Sara's doll Emily has a name before she exists. Well—she exists, but Sara doesn't have her. She and her father drive all over London looking for Emily, before Sara finally finds her. When she does, Sara introduces her to her father just as if she's actually a real little girl.
Sara isn't the only one who treats Emily like a little girl. Our narrator does, too. Check out the way she's described: "she had naturally curling golden-brown hair, which hung like a mantle about her, and her eyes were a deep, clear, gray blue, with soft, thick eyelashes which were real eyelashes and not mere painted lines" (1). If you didn't know this was a doll, you'd think it was one of Miss Minchin's prettier students.
What's the point of all this? Well, it shows us that Sara is creative and imaginative, for one. And it also shows us that Sara can love just about anything.

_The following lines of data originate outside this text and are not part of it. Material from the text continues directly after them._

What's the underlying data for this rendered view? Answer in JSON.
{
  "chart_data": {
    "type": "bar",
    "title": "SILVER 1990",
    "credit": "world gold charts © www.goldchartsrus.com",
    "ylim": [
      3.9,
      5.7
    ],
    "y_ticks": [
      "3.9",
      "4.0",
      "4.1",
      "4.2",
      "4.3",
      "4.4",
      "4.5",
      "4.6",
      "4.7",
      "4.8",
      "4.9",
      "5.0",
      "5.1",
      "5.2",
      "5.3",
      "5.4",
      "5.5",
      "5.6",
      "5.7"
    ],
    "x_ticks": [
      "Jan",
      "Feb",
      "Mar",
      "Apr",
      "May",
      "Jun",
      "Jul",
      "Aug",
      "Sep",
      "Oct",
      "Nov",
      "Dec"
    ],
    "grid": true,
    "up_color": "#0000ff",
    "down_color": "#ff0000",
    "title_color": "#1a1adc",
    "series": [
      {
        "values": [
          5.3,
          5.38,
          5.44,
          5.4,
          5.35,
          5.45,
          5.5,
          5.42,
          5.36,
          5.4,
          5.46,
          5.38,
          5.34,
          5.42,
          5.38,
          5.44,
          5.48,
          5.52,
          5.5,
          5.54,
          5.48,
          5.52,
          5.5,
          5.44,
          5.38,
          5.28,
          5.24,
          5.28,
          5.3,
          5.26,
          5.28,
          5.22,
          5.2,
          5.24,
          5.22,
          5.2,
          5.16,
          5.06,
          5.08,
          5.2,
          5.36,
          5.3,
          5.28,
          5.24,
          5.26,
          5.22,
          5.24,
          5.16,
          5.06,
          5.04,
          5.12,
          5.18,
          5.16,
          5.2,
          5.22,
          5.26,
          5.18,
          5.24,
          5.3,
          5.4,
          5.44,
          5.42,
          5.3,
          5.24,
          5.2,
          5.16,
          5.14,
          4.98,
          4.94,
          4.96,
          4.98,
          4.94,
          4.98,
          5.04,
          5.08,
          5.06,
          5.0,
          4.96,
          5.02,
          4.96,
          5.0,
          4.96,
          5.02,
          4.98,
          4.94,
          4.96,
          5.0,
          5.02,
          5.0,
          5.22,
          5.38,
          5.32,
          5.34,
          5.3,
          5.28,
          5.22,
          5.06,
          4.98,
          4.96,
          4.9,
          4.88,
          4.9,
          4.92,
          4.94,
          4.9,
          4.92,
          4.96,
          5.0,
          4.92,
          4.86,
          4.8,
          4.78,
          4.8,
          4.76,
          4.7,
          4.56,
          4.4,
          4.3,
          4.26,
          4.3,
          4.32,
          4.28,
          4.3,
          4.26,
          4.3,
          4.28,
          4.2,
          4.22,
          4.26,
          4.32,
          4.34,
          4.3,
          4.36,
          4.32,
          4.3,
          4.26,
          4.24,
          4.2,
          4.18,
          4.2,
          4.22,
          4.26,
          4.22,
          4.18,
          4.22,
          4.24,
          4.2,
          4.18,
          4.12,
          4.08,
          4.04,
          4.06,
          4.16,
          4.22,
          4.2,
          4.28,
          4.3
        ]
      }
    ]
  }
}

But Emily also symbolizes the way that Sara has to grow up. She never stops loving Emily, exactly, but she does begin to see that dolls might not be a substitute for real-life family. During one of her really bad nights in the attic, she actually yells at Emily:
"You are nothing but a DOLL!" she cried. "Nothing but a doll—doll—doll! You care for nothing. You are stuffed with sawdust. You never had a heart. Nothing could ever make you feel. You are a DOLL!" (10.34)
Of course Sara immediately realizes that Emily can't help being a doll—but we think that this is pretty important moment for Sara's character, because it shows her growing up. Now, instead of adopting Emily, she thinks more seriously about the poor children all around her.
One thing we noticed is that Emily basically disappears once Mr. Carrisford adopts Sara. Instead of worrying about Emily, Sara learns to care for Becky and Anne, the little beggar girl. It's almost like Emily was practice: just like little girls were supposed to practice being mothers with dolls, Sara learned how to be kind and compassionate with Emily.
But eventually, everyone has to grow up.
The Last Doll
Sara knows she has to grow up. When she gets a doll on her eleventh birthday, she ominously call is "The Last Doll." (With a name like that, you know this story isn't going anywhere good.)
The Last Doll symbolizes the end of Sara's childhood for her, and for the book it symbolizes the end of her privileged, pampered life. Sure, by the end of the story she's a little princess again. But she's suffered. She's lost her beloved dad, and she's seen first-hand how cruel people can be. She realizes that dolls have no place in the real world—not just the world of adulthood, but a world in which little girls are starved and beaten.
Kind of a bummer, right? Well, the point is (we think) the Sara learns to rely on herself rather than on a doll. Instead of imagining stories about dolls, she imagines stories about herself. And that gives her a kind of maturity that dolls never could.